Science and Technology links (July 15th, 2018)

  1. One of the problems that occur with aging is that your immune system becomes less efficient, less able to learn.
    If we could reverse this effect, it would be akin to rejuvenation. And it seems to be around the corner according to a new article published by Science:

    The objective of this phase 2a randomized, placebo-controlled clinical trial was to determine whether low-dose mTOR inhibitor therapy enhanced immune function and decreased infection rates in 264 elderly subjects given the study drugs for 6 weeks. A low-dose combination (…) was associated with a significant (P = 0.001) decrease in the rate of infections reported by elderly subjects for a year after study drug initiation. In addition, we observed an up-regulation of antiviral gene expression and an improvement in the response to influenza vaccination in this treatment group. Thus, selective TORC1 inhibition has the potential to improve immune function and reduce infections in the elderly.

  2. Nature reports on a technique that could massively accelerate artificial neural networks:

    Our method replaces artificial neural networks fully-connected layers with sparse ones before training, reducing quadratically the number of parameters, with no decrease in accuracy.

    Whether this makes it to production server is another story but “reducing quadratically the number of parameters” sounds impressive.

    In related news, you can run neural network software on DNA to recognize molecular patterns.

  3. We live longer and longer, but what good is that if your mind is not intact? Thankfully, between 2000 and 2010, most of the increase in life expectancy has been concentrated in cognitively healthy years in this 10 year period.
  4. As we age, we accumulate “old” cells called senescent cells. They should die but they fail to do so. It seems that senescent cells are really bad for us. Thankfully we can clear them out and get benefits, the evidence is growing:

    Here we demonstrate that transplanting relatively small numbers of senescent cells into young mice is sufficient to cause persistent physical dysfunction, as well as to spread cellular senescence to host tissues. Transplanting even fewer senescent cells had the same effect in older recipients and was accompanied by reduced survival, indicating the potency of senescent cells in shortening health- and lifespan. The senolytic cocktail, dasatinib plus quercetin, which causes selective elimination of senescent cells, decreased the number of naturally occurring senescent cells and their secretion of frailty-related proinflammatory cytokines in explants of human adipose tissue. Moreover, intermittent oral administration of senolytics to both senescent cell–transplanted young mice and naturally aged mice alleviated physical dysfunction and increased post-treatment survival by 36% while reducing mortality hazard to 65%.

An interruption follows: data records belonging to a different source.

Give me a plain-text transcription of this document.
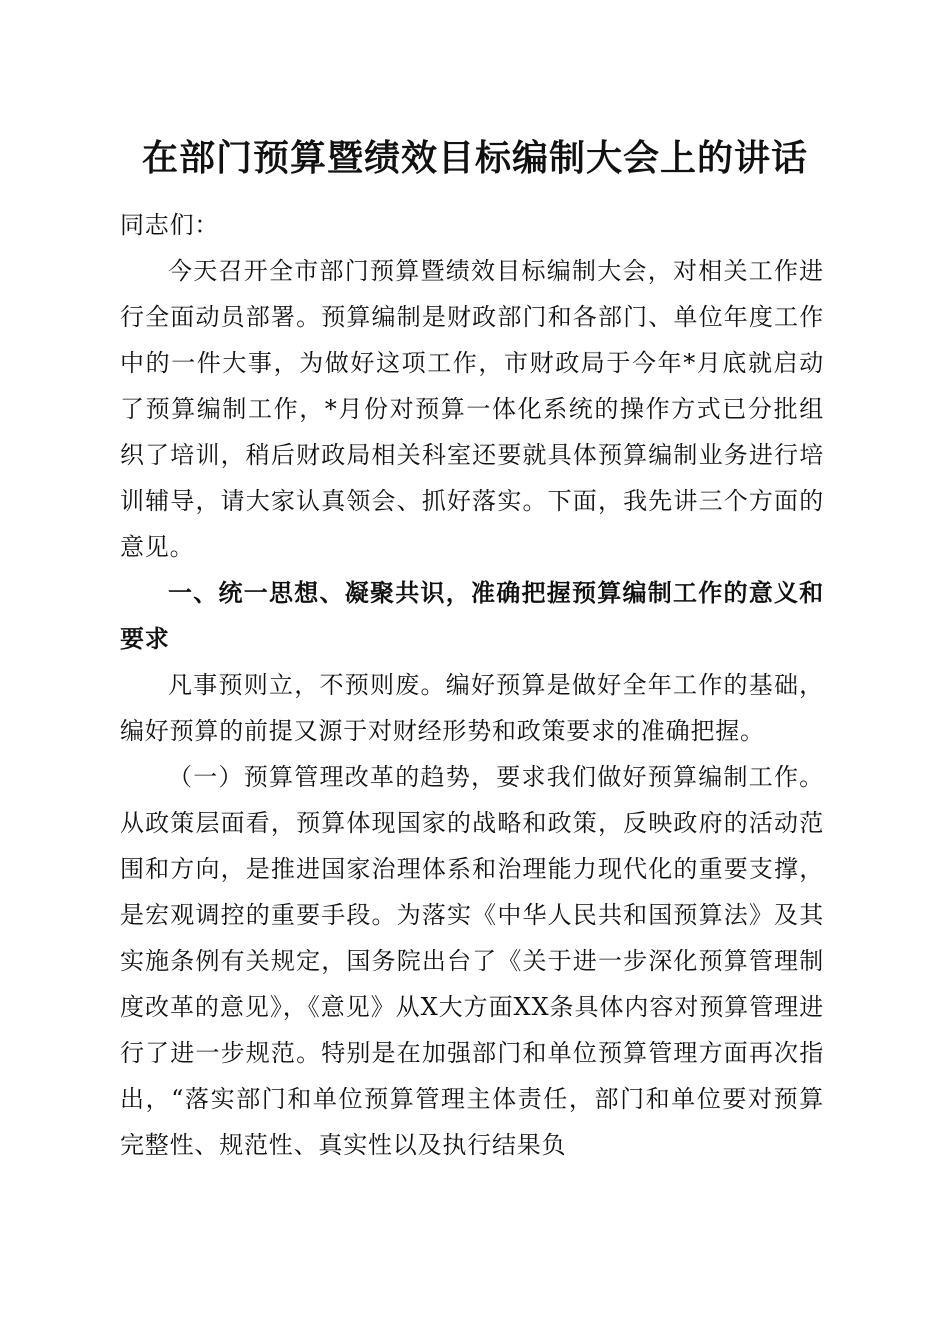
在部门预算暨绩效目标编制大会上的讲话

同志们：

今天召开全市部门预算暨绩效目标编制大会，对相关工作进行全面动员部署。预算编制是财政部门和各部门、单位年度工作中的一件大事，为做好这项工作，市财政局于今年*月底就启动了预算编制工作，*月份对预算一体化系统的操作方式已分批组织了培训，稍后财政局相关科室还要就具体预算编制业务进行培训辅导，请大家认真领会、抓好落实。下面，我先讲三个方面的意见。

一、统一思想、凝聚共识，准确把握预算编制工作的意义和要求

凡事预则立，不预则废。编好预算是做好全年工作的基础，编好预算的前提又源于对财经形势和政策要求的准确把握。

（一）预算管理改革的趋势，要求我们做好预算编制工作。从政策层面看，预算体现国家的战略和政策，反映政府的活动范围和方向，是推进国家治理体系和治理能力现代化的重要支撑，是宏观调控的重要手段。为落实《中华人民共和国预算法》及其实施条例有关规定，国务院出台了《关于进一步深化预算管理制度改革的意见》，《意见》从X大方面XX条具体内容对预算管理进行了进一步规范。特别是在加强部门和单位预算管理方面再次指出，“落实部门和单位预算管理主体责任，部门和单位要对预算完整性、规范性、真实性以及执行结果负
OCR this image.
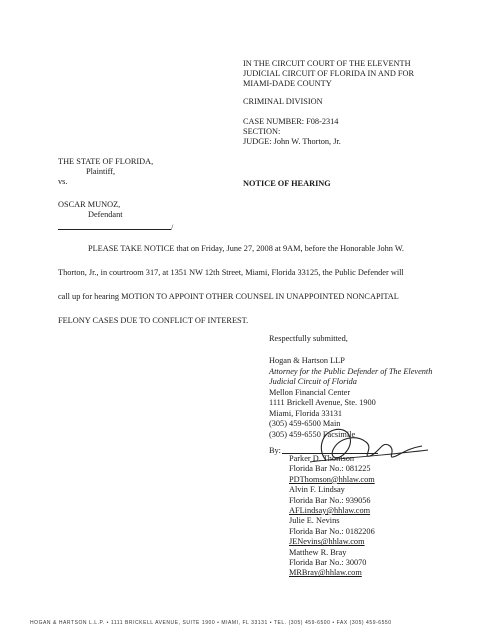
IN THE CIRCUIT COURT OF THE ELEVENTH
JUDICIAL CIRCUIT OF FLORIDA IN AND FOR
MIAMI-DADE COUNTY
CRIMINAL DIVISION
CASE NUMBER: F08-2314
SECTION:
JUDGE: John W. Thorton, Jr.
THE STATE OF FLORIDA,
Plaintiff,
vs.	NOTICE OF HEARING
OSCAR MUNOZ,
Defendant
/
PLEASE TAKE NOTICE that on Friday, June 27, 2008 at 9AM, before the Honorable John W.
Thorton, Jr., in courtroom 317, at 1351 NW 12th Street, Miami, Florida 33125, the Public Defender will
call up for hearing MOTION TO APPOINT OTHER COUNSEL IN UNAPPOINTED NONCAPITAL
FELONY CASES DUE TO CONFLICT OF INTEREST.
Respectfully submitted,
Hogan & Hartson LLP
Attorney for the Public Defender of The Eleventh
Judicial Circuit of Florida
Mellon Financial Center
1111 Brickell Avenue, Ste. 1900
Miami, Florida 33131
(305) 459-6500 Main
(305) 459-6550 Facsimile
By:
Parker D. Thomson
Florida Bar No.: 081225
PDThomson@hhlaw.com
Alvin F. Lindsay
Florida Bar No.: 939056
AFLindsay@hhlaw.com
Julie E. Nevins
Florida Bar No.: 0182206
JENevins@hhlaw.com
Matthew R. Bray
Florida Bar No.: 30070
MRBray@hhlaw.com
HOGAN & HARTSON L.L.P. • 1111 BRICKELL AVENUE, SUITE 1900 • MIAMI, FL 33131 • TEL. (305) 459-6500 • FAX (305) 459-6550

  5. Vegetarian men are more likely to suffer from depression.
  6. Naked mole rats are ugly mammals that are interesting because they are largely immune to cancer and aging. Shar-Pei dogs are dogs with deeply wrinkled skin. Might they also be resistant to cancer? It looks like they are, indeed. However, sadly, Shar-Pei dogs are short lived due to other health problems.
  7. In England, more than half (57%) of those who die are older than 80.
  8. Australians show that you can wipe out disease-carrying mosquitoes using genetic engineering.
  9. A heart disease drug seems to be able to at least partially reverse Type 1 diabetes, in some cases:

    addition of once-daily oral verapamil may be a safe and effective novel approach to promote endogenous beta cell function and reduce insulin requirements and hypoglycemic episodes in adult individuals with recent-onset T1D.

    In related research, Omega-3 fatty acids could help with Type 1 diabetes.

  10. Though Siri and Alexa can understand what you are saying, most of the time, they cannot isolate your voice in a crowd of people talking. It is essentially an unsolved problem in speech recognition. It seems that some researchers made progress, bringing the error rate down from 90% to 30%, under some conditions. The problem remains unsolved (30% is high).